Le vieux Arezki ne veut pas dire le nom de son village. «Disons que je suis de la région d’Iferhounène», finira-t-il par céder. «Mais chaque six ou huit mois je viens. Pour nous les émigrés, la France c’est aussi une partie de nous, je connais plus les rues de Paris que celles d’Algérie… Ces magasins de TATI, je les ai vus monter», fait-il remarquer en joignant le geste comme pour dire c’est aussi chez moi ici. Barbès a-t-il fait TATI ou plutôt l’inverse ? Le quartier doit en effet sa notoriété à l’emblématique magasin.

L’enseigne française fut créée au lendemain de la Seconde Guerre mondiale. Ce magasin de vente de textile et de bazar bon marché est une création de Jules Ouaki, Juif Sépharade de Tunis. Si autrefois, les magasins TATI étaient une véritable attraction pour la vente de produits à bas prix, aujourd’hui, ils ne sont plus que l’ombre d’eux-mêmes. TATI est en redressement judiciaire et les salariés s’inquiètent pour leur avenir. Noria, 47ans, en fait partie. Elle est à son heure de pause de la journée.

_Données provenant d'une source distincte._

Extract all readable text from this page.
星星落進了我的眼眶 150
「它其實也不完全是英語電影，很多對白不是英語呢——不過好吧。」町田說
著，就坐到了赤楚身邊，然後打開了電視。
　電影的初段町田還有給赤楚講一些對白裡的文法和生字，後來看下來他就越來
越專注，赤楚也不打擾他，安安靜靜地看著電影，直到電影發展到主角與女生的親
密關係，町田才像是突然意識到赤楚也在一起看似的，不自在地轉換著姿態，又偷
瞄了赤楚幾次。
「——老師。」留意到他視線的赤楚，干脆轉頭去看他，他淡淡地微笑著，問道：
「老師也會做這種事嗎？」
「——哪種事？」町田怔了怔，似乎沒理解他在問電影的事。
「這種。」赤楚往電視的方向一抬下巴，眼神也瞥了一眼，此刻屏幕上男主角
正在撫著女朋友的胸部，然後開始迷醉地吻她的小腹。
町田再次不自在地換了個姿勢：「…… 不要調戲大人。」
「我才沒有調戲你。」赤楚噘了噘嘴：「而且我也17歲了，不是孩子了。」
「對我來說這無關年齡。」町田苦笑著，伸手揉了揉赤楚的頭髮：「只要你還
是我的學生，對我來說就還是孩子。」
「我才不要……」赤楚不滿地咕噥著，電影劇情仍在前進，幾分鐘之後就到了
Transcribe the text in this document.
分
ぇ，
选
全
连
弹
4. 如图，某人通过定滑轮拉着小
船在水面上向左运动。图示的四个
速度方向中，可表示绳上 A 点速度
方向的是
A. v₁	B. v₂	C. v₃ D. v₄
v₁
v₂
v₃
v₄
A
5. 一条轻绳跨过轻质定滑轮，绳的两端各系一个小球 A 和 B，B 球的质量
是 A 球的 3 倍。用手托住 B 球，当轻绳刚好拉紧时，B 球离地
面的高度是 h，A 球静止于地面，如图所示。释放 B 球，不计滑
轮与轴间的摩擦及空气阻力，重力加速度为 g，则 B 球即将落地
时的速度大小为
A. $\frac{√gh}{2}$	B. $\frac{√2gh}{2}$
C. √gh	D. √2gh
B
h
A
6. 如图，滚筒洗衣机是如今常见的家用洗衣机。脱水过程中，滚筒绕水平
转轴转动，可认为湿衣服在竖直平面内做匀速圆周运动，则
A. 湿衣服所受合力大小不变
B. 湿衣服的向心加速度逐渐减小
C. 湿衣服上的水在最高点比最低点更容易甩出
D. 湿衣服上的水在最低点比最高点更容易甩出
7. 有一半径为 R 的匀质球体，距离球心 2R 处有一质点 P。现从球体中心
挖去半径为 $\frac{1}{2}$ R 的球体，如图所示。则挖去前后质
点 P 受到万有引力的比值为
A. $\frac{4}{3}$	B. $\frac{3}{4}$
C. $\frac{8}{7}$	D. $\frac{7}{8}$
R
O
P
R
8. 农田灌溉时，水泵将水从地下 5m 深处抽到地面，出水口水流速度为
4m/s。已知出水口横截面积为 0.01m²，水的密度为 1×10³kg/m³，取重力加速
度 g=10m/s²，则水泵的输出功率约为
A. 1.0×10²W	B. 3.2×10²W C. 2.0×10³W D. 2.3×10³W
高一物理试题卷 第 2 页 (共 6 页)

Du coup elle en profite pour sortir s’acheter un paquet de cigarettes : «C’est une élection inédite. On n’a pas eu de débats sur le fond et durant toute la campagne les affaires ont pollué les débats. On a fait un choix par dépit pour éviter l’extrême droite. Macron est audacieux pour bousculer et réformer une France frappée par l’inertie», dit-elle au milieu d’une agitation qui s’empare de ce quartier en continu. Dans la foule, Kader, 36 ans, se déclare auto-entrepreneur.

L’élection de Macron pour lui ? «C’est un vote chargé d’hypocrisie. Je ne crois pas qu’il puisse réellement remettre la France en marche. C’est plus compliqué que ça. Son programme économique ne sera pas en faveur des plus fragiles même s’il promet le meilleur pour tous. Avec son manque d’expérience, il lui sera difficile de gouverner tranquille durant cinq années».

Voilà un résumé des appréhensions qui, à vrai dire, tétanisent Français de souche et émigrés, car convaincus tous qu’au fond, ils ont dû choisir le moins mauvais. Dans la ligne 2 du métro, direction Nation, on a comme l’impression d’avancer vers l’incertitude avec les voitures qui s’enfoncent sous terre, laissant Barbès et son effervescence à ceux qui l’animent.

A mesure qu’on s’éloigne, la configuration de la masse de voyageurs subit des mutations. Le black et le beur se fondent dans le blanc. On sent les Français se réapproprier un peu plus leur espace. Derrière, Barbès restera sans doute toujours ce lieu de vie chargé d’histoire. La station Barbès-Rochechouart doit son nom à Armand Barbès, un républicain révolutionnaire, farouche opposant au régime de Louis-Philippe et à Marguerite de Rochechouart de Montpipeau qui fut l’une des 46 abbesses de Montmartre.